Applications to radiation and scattering of a wave front construction using the involute of circular virtual caustics

Abstract

From the classical theory of plane curves applied to two-dimensional wave propagation in uniform media, it is known that the wave fronts are involutes of caustics or virtual caustics. (The involute of a curve C is constructed by the unwinding of a taut thread tangent to C.) in the present research, the involute construction is applied to wave fronts radiated into water by surface guided elastic waves (SEW) on scatterers having a uniform circular profile. Examples of SEW include circumferential leaky Rayleigh or Lamb waves on solid or hollow circular cylinders, respectively, with an outer radius = a. The outgoing wave appears to radiate from a virtual caustic that is a circle of radius sl = ac/cl, where cl is the phase velocity along the surface of the SEW and c is the sound speed in water. Consequently, the radiated wave fronts are the portion with r > a of the involute of a circle of radius sl.
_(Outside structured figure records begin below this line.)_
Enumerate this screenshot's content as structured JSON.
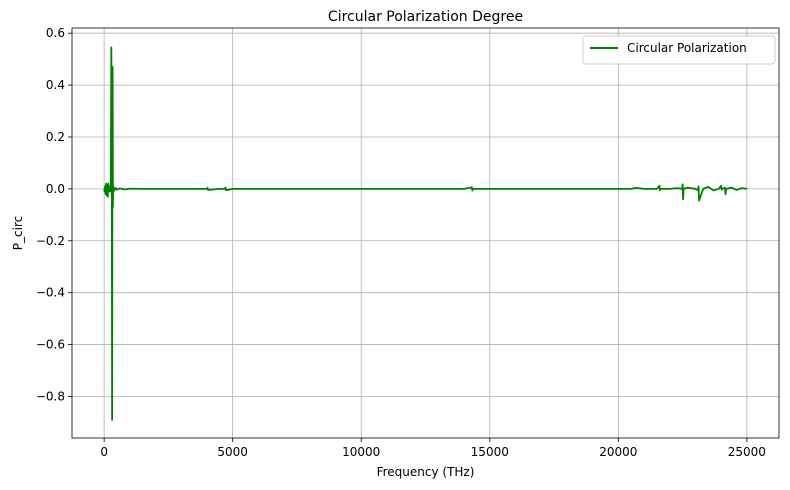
{
  "chart_data": {
    "type": "line",
    "title": "Circular Polarization Degree",
    "xlabel": "Frequency (THz)",
    "ylabel": "P_circ",
    "xlim": [
      -1250,
      26250
    ],
    "ylim": [
      -0.96,
      0.62
    ],
    "xticks": [
      0,
      5000,
      10000,
      15000,
      20000,
      25000
    ],
    "xtick_labels": [
      "0",
      "5000",
      "10000",
      "15000",
      "20000",
      "25000"
    ],
    "yticks": [
      -0.8,
      -0.6,
      -0.4,
      -0.2,
      0.0,
      0.2,
      0.4,
      0.6
    ],
    "ytick_labels": [
      "−0.8",
      "−0.6",
      "−0.4",
      "−0.2",
      "0.0",
      "0.2",
      "0.4",
      "0.6"
    ],
    "grid": true,
    "legend_position": "top-right",
    "series": [
      {
        "name": "Circular Polarization",
        "color": "#008000",
        "x": [
          0,
          20,
          40,
          60,
          80,
          100,
          120,
          140,
          160,
          180,
          200,
          220,
          240,
          260,
          280,
          300,
          310,
          320,
          330,
          340,
          350,
          360,
          380,
          400,
          450,
          500,
          600,
          800,
          1000,
          1500,
          2000,
          3000,
          4000,
          4020,
          4040,
          4500,
          4700,
          4720,
          4740,
          5000,
          6000,
          7000,
          8000,
          8500,
          9000,
          9500,
          10000,
          11000,
          12000,
          13000,
          14000,
          14300,
          14320,
          14340,
          14500,
          15000,
          16000,
          17000,
          18000,
          19000,
          20000,
          20500,
          20700,
          21000,
          21500,
          21600,
          21620,
          21640,
          22000,
          22300,
          22480,
          22500,
          22520,
          22540,
          22700,
          23000,
          23100,
          23120,
          23140,
          23300,
          23500,
          23700,
          23900,
          24000,
          24020,
          24040,
          24150,
          24170,
          24190,
          24400,
          24600,
          24800,
          25000
        ],
        "values": [
          0.0,
          -0.01,
          0.01,
          -0.02,
          0.02,
          -0.025,
          0.015,
          -0.03,
          0.02,
          -0.01,
          0.01,
          0.0,
          -0.01,
          0.02,
          0.545,
          -0.05,
          -0.89,
          0.02,
          0.47,
          -0.07,
          0.01,
          -0.01,
          0.005,
          -0.005,
          0.003,
          -0.003,
          0.002,
          -0.002,
          0.001,
          0.0,
          0.0,
          0.0,
          0.0,
          0.004,
          -0.004,
          0.0,
          0.0,
          0.005,
          -0.005,
          0.0,
          0.0,
          0.0,
          0.0,
          0.0,
          0.0,
          0.0,
          0.0,
          0.0,
          0.0,
          0.0,
          0.0,
          0.006,
          -0.006,
          0.0,
          0.0,
          0.0,
          0.0,
          0.0,
          0.0,
          0.0,
          0.0,
          0.0,
          0.004,
          0.0,
          0.0,
          0.012,
          -0.005,
          0.0,
          0.0,
          0.003,
          0.0,
          0.018,
          -0.04,
          0.0,
          0.005,
          0.0,
          -0.005,
          0.01,
          -0.045,
          0.0,
          0.008,
          -0.006,
          0.0,
          0.012,
          -0.003,
          0.0,
          0.004,
          -0.02,
          0.0,
          0.005,
          -0.004,
          0.003,
          0.0
        ]
      }
    ]
  }
}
When the SEW are only weakly dispersive, radiated bursts imaged by schlieren photograph [W. G. Neubauer, J. Acoust. Soc. Am. 45, 1134–1144 (1969)] approximate the location of wave fronts. In the present research such images are found to be involutes of circles of radius sl. Applications to scattering from spherical shells and to the localization principle were also investigated. [Work supported by ONR.]